L’Agence régionale de santé (ARS) Martinique organise, ce mercredi 11 mars 2026, un séminaire marquant le lancement de la consultation plénière du Plan intégré de lutte contre les arboviroses (PILA). Cette rencontre vise à partager les résultats d’un an de travaux partenariaux et à engager une phase de concertation avec les acteurs impliqués dans la lutte contre les maladies vectorielles.
Le séminaire réunit institutions publiques, experts scientifiques, professionnels de santé, opérateurs de terrain, collectivités territoriales et partenaires du secteur sanitaire. L’objectif est de présenter la synthèse des travaux réalisés, d’échanger sur les enjeux prioritaires et de consolider les orientations stratégiques du futur plan.
La Martinique reste particulièrement exposée aux arboviroses, notamment la dengue, le chikungunya et le Zika, transmises par le moustique Aedes aegypti. Selon l’ARS, les conditions climatiques et environnementales, ainsi que les mobilités régionales, favorisent la circulation régulière de ces virus dans la zone caraïbe.
Au cours des seize dernières années, le territoire a connu une épidémie tous les deux à trois ans. Cette situation souligne, selon les autorités sanitaires, la nécessité de maintenir une stratégie durable et coordonnée associant surveillance épidémiologique, lutte antivectorielle, mobilisation du système de soins et information du public.
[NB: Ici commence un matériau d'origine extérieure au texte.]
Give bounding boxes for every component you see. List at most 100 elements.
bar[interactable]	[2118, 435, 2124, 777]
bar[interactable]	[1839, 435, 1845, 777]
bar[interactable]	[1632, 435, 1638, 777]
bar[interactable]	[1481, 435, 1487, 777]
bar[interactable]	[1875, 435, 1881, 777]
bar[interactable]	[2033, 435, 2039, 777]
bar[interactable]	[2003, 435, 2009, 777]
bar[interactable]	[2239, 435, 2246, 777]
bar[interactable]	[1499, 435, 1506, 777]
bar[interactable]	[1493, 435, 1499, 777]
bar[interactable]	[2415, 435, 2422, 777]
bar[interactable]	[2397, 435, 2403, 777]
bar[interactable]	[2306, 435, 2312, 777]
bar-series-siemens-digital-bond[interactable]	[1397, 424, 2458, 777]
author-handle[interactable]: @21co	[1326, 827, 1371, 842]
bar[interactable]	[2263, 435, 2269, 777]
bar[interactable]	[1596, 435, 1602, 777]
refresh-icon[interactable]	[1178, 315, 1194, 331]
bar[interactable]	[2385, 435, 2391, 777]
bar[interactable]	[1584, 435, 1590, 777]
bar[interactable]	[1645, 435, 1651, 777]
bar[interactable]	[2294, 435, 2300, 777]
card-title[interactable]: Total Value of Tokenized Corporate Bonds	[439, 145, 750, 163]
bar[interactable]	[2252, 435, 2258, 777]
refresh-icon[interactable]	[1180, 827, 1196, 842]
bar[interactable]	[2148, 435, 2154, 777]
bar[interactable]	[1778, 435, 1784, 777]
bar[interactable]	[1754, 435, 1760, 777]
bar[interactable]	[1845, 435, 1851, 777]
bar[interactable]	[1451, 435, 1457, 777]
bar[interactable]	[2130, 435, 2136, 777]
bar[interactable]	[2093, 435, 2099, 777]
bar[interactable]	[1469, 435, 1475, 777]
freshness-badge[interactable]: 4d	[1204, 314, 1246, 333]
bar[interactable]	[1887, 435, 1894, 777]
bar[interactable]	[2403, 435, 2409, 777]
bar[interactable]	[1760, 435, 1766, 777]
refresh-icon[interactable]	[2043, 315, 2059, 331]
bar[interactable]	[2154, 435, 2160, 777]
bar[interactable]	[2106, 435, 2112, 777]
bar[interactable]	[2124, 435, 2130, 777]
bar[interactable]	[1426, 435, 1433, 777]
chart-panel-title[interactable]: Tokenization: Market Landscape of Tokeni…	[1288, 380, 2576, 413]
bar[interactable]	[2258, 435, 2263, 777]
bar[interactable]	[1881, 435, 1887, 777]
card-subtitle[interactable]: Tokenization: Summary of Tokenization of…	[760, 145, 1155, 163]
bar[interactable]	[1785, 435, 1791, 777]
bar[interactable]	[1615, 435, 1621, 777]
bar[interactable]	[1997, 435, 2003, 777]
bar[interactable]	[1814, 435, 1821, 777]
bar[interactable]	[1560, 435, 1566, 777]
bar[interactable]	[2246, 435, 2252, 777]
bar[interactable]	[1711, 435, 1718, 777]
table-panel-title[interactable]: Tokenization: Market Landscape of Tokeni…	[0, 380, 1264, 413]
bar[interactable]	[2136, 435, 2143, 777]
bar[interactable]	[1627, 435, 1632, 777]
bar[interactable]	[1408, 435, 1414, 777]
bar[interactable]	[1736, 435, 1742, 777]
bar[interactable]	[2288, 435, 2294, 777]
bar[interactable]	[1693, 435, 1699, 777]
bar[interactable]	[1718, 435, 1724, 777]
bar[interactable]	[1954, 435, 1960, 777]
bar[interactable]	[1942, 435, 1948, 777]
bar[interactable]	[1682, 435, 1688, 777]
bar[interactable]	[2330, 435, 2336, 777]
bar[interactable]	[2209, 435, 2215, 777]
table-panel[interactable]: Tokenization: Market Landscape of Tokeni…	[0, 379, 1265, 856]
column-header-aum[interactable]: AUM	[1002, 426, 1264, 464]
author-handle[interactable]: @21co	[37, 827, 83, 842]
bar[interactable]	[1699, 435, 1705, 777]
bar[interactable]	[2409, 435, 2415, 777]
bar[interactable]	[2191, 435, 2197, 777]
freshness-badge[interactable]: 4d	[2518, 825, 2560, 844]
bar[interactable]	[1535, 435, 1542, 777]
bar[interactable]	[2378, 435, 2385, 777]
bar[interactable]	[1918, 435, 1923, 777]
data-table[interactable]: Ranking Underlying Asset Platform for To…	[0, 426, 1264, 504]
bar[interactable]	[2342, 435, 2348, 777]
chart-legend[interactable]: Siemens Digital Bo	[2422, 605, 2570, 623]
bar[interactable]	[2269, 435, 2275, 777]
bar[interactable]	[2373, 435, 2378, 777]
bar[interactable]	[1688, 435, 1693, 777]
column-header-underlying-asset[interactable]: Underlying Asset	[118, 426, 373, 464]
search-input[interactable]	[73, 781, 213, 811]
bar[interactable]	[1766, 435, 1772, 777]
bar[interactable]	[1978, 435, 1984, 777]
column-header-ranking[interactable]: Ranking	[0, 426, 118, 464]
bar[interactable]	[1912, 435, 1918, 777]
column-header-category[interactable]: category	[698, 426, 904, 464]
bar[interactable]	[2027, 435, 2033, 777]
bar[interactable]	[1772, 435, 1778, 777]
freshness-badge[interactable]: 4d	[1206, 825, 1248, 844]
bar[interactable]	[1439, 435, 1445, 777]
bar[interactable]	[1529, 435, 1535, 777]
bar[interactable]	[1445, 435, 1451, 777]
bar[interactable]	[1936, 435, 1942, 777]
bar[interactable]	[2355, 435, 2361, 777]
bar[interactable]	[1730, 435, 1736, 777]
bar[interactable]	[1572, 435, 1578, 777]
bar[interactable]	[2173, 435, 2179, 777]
La région reste également exposée au risque d’introduction de nouveaux arbovirus ou à la réémergence de virus déjà connus, ce qui renforce les enjeux de préparation et de coordination entre les différents acteurs.
Une démarche de co-construction institutionnelle
Le Plan intégré de lutte contre les arboviroses est piloté conjointement par l’ARS Martinique, la préfecture, le centre hospitalier universitaire de Martinique, Santé publique France ainsi que les établissements publics de coopération intercommunale (EPCI) et les communes.
Le séminaire doit notamment permettre de clarifier les responsabilités des différents intervenants, d’intégrer les évolutions récentes des connaissances scientifiques, notamment l’approche « One Health » et les effets du changement climatique, et de vérifier la faisabilité opérationnelle des mesures envisagées. Une première phase de consultation institutionnelle a déjà permis d’actualiser les mécanismes de surveillance interrégionale et les niveaux épidémiologiques.
Le PILA, élaboré depuis plus d’un an avec des partenaires institutionnels, scientifiques et opérationnels, vise à répondre aux évolutions réglementaires et aux nouveaux défis sanitaires. Il s’inscrit notamment dans le cadre du décret de 2019 relatif à la gouvernance de la lutte antivectorielle. Ce plan doit remplacer le dispositif PSAGE dengue, considéré comme aujourd’hui insuffisant face aux évolutions du risque sanitaire. Il prévoit une organisation coordonnée et graduée de la réponse face aux épidémies ou à l’apparition de nouveaux vecteurs, en articulation avec le dispositif de gestion de crise ORSEC.
Présenté comme un document évolutif, le plan sera régulièrement actualisé pour intégrer les avancées scientifiques, sanitaires et environnementales.
Quatre axes stratégiques
La première version opérationnelle du plan s’articule autour de quatre axes principaux. La surveillance épidémiologique, visant l’amélioration de la détection précoce des virus, accélération de la transmission des résultats biologiques, renforcement de la veille hospitalière et développement d’outils prédictifs. La prise en charge des cas, par l’optimisation des parcours de soins, coordination entre médecine de ville et hôpital et anticipation des tensions sur le système de santé.
La lutte antivectorielle, grâce à une clarification des responsabilités entre les autorités et les collectivités, amélioration des indicateurs entomologiques et développement d’innovations pour limiter notamment l’usage des biocides. Enfin, la communication et mobilisation sociale, par la structuration d’une stratégie d’information du public, renforcement des actions communautaires et intégration des sciences sociales pour mieux comprendre les comportements de prévention.